Cluster sampling involves selecting specific clusters or sections of the knowledge domain for in-depth analysis. This approach enables a detailed exploration of certain areas, which may be essential where we need to introduce context specific prompts to inform the assessment or where the knowledge architecture best suits extended time tasks such as essays.
Clearly, whilst this approach is optimal in many circumstances, it does affect the validity of the assessment. By purposefully selecting certain clusters of the knowledge domain over others, there is a potential for bias where students with particular strengths are unfairly disadvantaged and their performance on the assessment does not reflect the overall strength of their attainment across the assessment’s scope. In general, it makes assessing the validity of inference more challenging. If we set students an end of Year 8 history assessment and ask them to revise the entire curriculum, and yet in the exam we pick just one topic, to what extent can we legitimately infer how well they are likely to know history across the parts of the curriculum we did not assess? In assessment, we are usually trying to generalise about performance beyond the tasks we set, but reliability is likely to diminish the more we reach beyond the domain of tasks assessed.

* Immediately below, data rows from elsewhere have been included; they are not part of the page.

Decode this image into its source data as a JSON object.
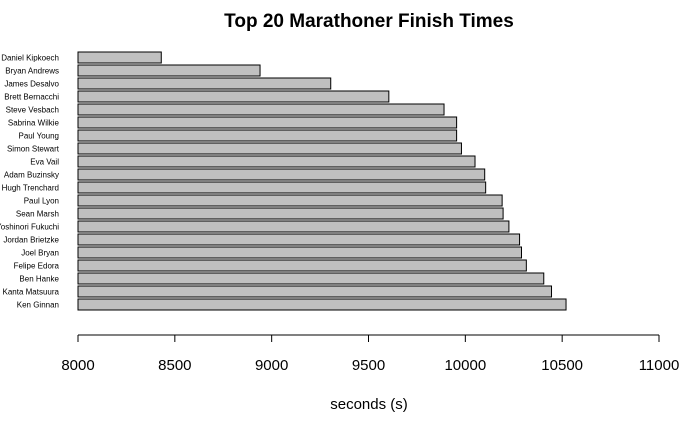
{
  "chart_data": {
    "type": "bar",
    "orientation": "horizontal",
    "title": "Top 20 Marathoner Finish Times",
    "xlabel": "seconds (s)",
    "ylabel": "",
    "xlim": [
      8000,
      11000
    ],
    "xticks": [
      8000,
      8500,
      9000,
      9500,
      10000,
      10500,
      11000
    ],
    "grid": false,
    "bar_color": "#c0c0c0",
    "categories": [
      "Daniel Kipkoech",
      "Bryan Andrews",
      "James Desalvo",
      "Brett Bernacchi",
      "Steve Vesbach",
      "Sabrina Wilkie",
      "Paul Young",
      "Simon Stewart",
      "Eva Vail",
      "Adam Buzinsky",
      "Hugh Trenchard",
      "Paul Lyon",
      "Sean Marsh",
      "Yoshinori Fukuchi",
      "Jordan Brietzke",
      "Joel Bryan",
      "Felipe Edora",
      "Ben Hanke",
      "Kanta Matsuura",
      "Ken Ginnan"
    ],
    "values": [
      8430,
      8940,
      9305,
      9605,
      9890,
      9955,
      9955,
      9980,
      10050,
      10100,
      10105,
      10190,
      10195,
      10225,
      10280,
      10290,
      10315,
      10405,
      10445,
      10520
    ]
  }
}
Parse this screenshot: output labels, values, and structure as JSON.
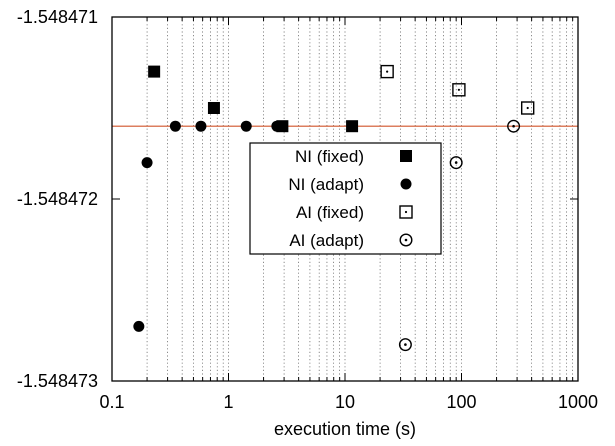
{
  "chart_data": {
    "type": "scatter",
    "title": "",
    "xlabel": "execution time (s)",
    "ylabel": "",
    "x_scale": "log",
    "xlim": [
      0.1,
      1000
    ],
    "ylim": [
      -1.548473,
      -1.548471
    ],
    "x_ticks": [
      "0.1",
      "1",
      "10",
      "100",
      "1000"
    ],
    "y_ticks": [
      "-1.548473",
      "-1.548472",
      "-1.548471"
    ],
    "grid": "x-only (major and minor, dotted)",
    "legend_position": "center",
    "reference_line": {
      "y": -1.5484716,
      "color": "#d0542a"
    },
    "series": [
      {
        "name": "NI (fixed)",
        "marker": "filled-square",
        "points": [
          [
            0.23,
            -1.5484713
          ],
          [
            0.75,
            -1.5484715
          ],
          [
            2.9,
            -1.5484716
          ],
          [
            11.5,
            -1.5484716
          ]
        ]
      },
      {
        "name": "NI (adapt)",
        "marker": "filled-circle",
        "points": [
          [
            0.17,
            -1.5484727
          ],
          [
            0.2,
            -1.5484718
          ],
          [
            0.35,
            -1.5484716
          ],
          [
            0.58,
            -1.5484716
          ],
          [
            1.42,
            -1.5484716
          ],
          [
            2.6,
            -1.5484716
          ]
        ]
      },
      {
        "name": "AI (fixed)",
        "marker": "open-square",
        "points": [
          [
            23,
            -1.5484713
          ],
          [
            95,
            -1.5484714
          ],
          [
            370,
            -1.5484715
          ]
        ]
      },
      {
        "name": "AI (adapt)",
        "marker": "open-circle-dot",
        "points": [
          [
            33,
            -1.5484728
          ],
          [
            90,
            -1.5484718
          ],
          [
            280,
            -1.5484716
          ]
        ]
      }
    ]
  }
}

While each method has its merits, combining them can be advantageous. A strategy that employs initial random sampling to ensure broad coverage, followed by cluster sampling for an in-depth exploration of certain areas, can provide a well-rounded assessment approach.

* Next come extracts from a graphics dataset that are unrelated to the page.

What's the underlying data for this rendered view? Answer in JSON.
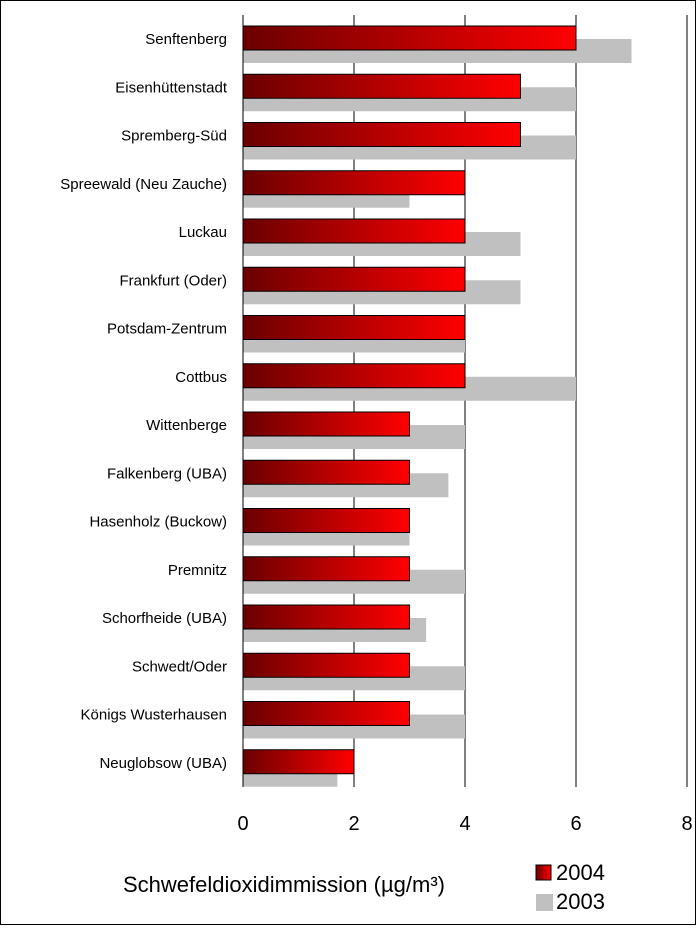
{
  "chart_data": {
    "type": "bar",
    "orientation": "horizontal",
    "categories": [
      "Senftenberg",
      "Eisenhüttenstadt",
      "Spremberg-Süd",
      "Spreewald (Neu Zauche)",
      "Luckau",
      "Frankfurt (Oder)",
      "Potsdam-Zentrum",
      "Cottbus",
      "Wittenberge",
      "Falkenberg (UBA)",
      "Hasenholz (Buckow)",
      "Premnitz",
      "Schorfheide (UBA)",
      "Schwedt/Oder",
      "Königs Wusterhausen",
      "Neuglobsow (UBA)"
    ],
    "series": [
      {
        "name": "2004",
        "values": [
          6,
          5,
          5,
          4,
          4,
          4,
          4,
          4,
          3,
          3,
          3,
          3,
          3,
          3,
          3,
          2
        ]
      },
      {
        "name": "2003",
        "values": [
          7,
          6,
          6,
          3,
          5,
          5,
          4,
          6,
          4,
          3.7,
          3,
          4,
          3.3,
          4,
          4,
          1.7
        ]
      }
    ],
    "title": "",
    "xlabel": "Schwefeldioxidimmission (µg/m³)",
    "ylabel": "",
    "xlim": [
      0,
      8
    ],
    "xticks": [
      "0",
      "2",
      "4",
      "6",
      "8"
    ],
    "grid": "vertical",
    "legend_position": "bottom-right",
    "colors": {
      "2004_dark": "#6b0000",
      "2004_light": "#ff0000",
      "2003": "#c0c0c0"
    }
  }
}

In this post, we have considered two important factors in assessment design: scope and sampling. Deciding what is in scope for an assessment is to make value judgements about the relative importance of subject content. Deciding how to sample from this domain is about validity of the inferences you will later make about pupils’ attainment.
There is one more decision to make, which is what type of questions and tasks will serve your purposes best. We will turn to this question in a future post.
If a test is just to be used within a school, and students have access to past papers and use this to revise, I believe there is another important aspect that you haven't mentioned (I think). I believe it is preferable to ensure that the syllabus from which the tests sample is fully covered over the course of tests over multiple years. This is because the content of past assessments influences students (and teachers) perception of what is within the syllabus and their future behaviour. Therefore this approach discourages gambling on only revising certain elements within the syllabus, as well as ensures that past papers comprehensively cover the syllabus and are more effective as a future exam preparation resource. Obviously over many years this would presumably be more or less okay with random sampling anyway, but I think it is worth being purposeful about.